By Carrie LaFrenz

Myer executive chairwoman Olivia Wirth is facing increasingly restless shareholders who are demanding details about the retailer’s new strategy, including an explanation of how a merger with Solomon Lew’s ageing but profitable apparel brands will work.

Ms Wirth, who was appointed in March, has moved quickly to instigate a review of the mid-market department store’s operations. She has proposed buying a portfolio of brands – Just Jeans, Jay Jays, Portmans, Jacqui E and Dotti – owned by billionaire businessman Solomon Lew’s Premier Investments, Myer’s largest shareholder.

But the company has scrapped plans to outline its new strategy to investors in October, and now expects to do so by the end of the year. That, and a disappointing trading update for the start of the new financial year, pushed shares down as much as 10 per cent on Friday. They rose in late trade to close 0.6 per cent lower at 87¢.

Myer, which operates 56 stores and online, revealed a slightly softer update in the first seven weeks of the year with sales barely growing. Earnings fell 17 per cent and net profit slumped 26 per cent in the last financial year.

In August, other retailers such as JB Hi-Fi noted sales had picked up in the opening weeks of the new financial year, while furniture company Temple & Webster and youth apparel retailer Universal Store also reported growth in that period.

The company was preparing to sell those labels – which have outlets outside the department stores and have fallen out of favour with shoppers – until Ms Wirth’s appointment. They accounted for half of the collapse in Myer’s profits last year.

“I’m disappointed around David Lawrence, Marcs and Sass & Bide brands,” Mr Oberg said. “How are they going to get that $9 million in lost profits back? Why is it part of the strategy? I would have thought all the focus would be on Premier’s apparel brands.”

Myer plans to shut 10 Sass & Bide boutiques, while four will remain open. Ms Wirth will also open eight Sass & Bide stores at Myer, and will expand Marcs and David Lawrence’s presence inside the department store.

She said Myer needed to be “famous for our brands”. Those private label brands include Basque, a range of affordable women’s basics, and have far higher profit margins than those the company does not own.

While the accounts presented by Ms Wirth were her first as Myer’s executive chairwoman, they are for a year that was largely overseen by her predecessor, John King, who was chief executive for six years. Ms Wirth formally started in June.

Mr King took over in 2018, when Myer was lumbering under long-term leases, depressed sales and a poor product range. He arrested the deep sales decline, closed stores, grew the online business and returned the business to profitability in 2022. Myer also frequently clashed with Mr Lew, who accused the company of poor performance.

Get ready for peak trading

Largely disclosed in August, Myer’s accounts show a 2.9 per cent fall in sales to $3.3 billion in the 12 months to July 27. Online purchases now make up nearly 22 per cent of total sales. Profit fell from $71.1 million in the year before to $52.6 million, pushing dividends lower with a final payout of 0.5¢.

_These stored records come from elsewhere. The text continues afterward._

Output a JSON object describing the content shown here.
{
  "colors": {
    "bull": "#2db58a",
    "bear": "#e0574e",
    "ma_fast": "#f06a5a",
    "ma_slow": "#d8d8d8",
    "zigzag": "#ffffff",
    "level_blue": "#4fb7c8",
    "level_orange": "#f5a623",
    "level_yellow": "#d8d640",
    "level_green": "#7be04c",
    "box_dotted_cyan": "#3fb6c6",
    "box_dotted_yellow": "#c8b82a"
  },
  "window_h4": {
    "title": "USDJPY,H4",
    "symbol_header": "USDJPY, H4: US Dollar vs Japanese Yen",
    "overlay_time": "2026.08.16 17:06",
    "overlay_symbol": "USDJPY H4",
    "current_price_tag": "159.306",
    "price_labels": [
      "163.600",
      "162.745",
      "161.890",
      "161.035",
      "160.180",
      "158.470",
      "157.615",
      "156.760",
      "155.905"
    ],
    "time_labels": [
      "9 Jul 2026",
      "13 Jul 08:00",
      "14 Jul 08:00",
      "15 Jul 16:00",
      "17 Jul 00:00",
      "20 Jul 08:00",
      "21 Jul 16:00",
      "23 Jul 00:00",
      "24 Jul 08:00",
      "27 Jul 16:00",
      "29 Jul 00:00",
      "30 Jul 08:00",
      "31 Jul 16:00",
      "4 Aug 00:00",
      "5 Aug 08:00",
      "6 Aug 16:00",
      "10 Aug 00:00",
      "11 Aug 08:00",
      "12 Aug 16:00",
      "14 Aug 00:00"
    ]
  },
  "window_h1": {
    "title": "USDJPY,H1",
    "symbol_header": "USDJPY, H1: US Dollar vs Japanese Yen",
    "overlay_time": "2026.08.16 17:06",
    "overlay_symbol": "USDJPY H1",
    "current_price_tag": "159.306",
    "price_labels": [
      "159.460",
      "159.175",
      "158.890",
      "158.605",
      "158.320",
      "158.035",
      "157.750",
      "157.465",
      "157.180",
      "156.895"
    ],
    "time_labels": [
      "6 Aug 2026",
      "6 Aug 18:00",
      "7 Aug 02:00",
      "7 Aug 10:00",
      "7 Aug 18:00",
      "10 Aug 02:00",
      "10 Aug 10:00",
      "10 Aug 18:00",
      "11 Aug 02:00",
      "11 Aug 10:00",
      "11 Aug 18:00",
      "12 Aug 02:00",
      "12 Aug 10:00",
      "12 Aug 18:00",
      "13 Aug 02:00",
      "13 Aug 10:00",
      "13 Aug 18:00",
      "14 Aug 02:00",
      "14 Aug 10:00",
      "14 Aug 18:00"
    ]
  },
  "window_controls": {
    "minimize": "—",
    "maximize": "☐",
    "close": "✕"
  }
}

“The opportunity for Myer is to make sure that we provide that right product, the right value, and that we get ready for peak trading in Q2,” Ms Wirth said on Friday.

Premier will release its full-year results next week, which will provide more details about the profitability of the brands Myer proposes to buy. Investment bank brokers have estimated the merger could result in $55 million in annual savings, and give the combined company a market capitalisation of more than $1 billion.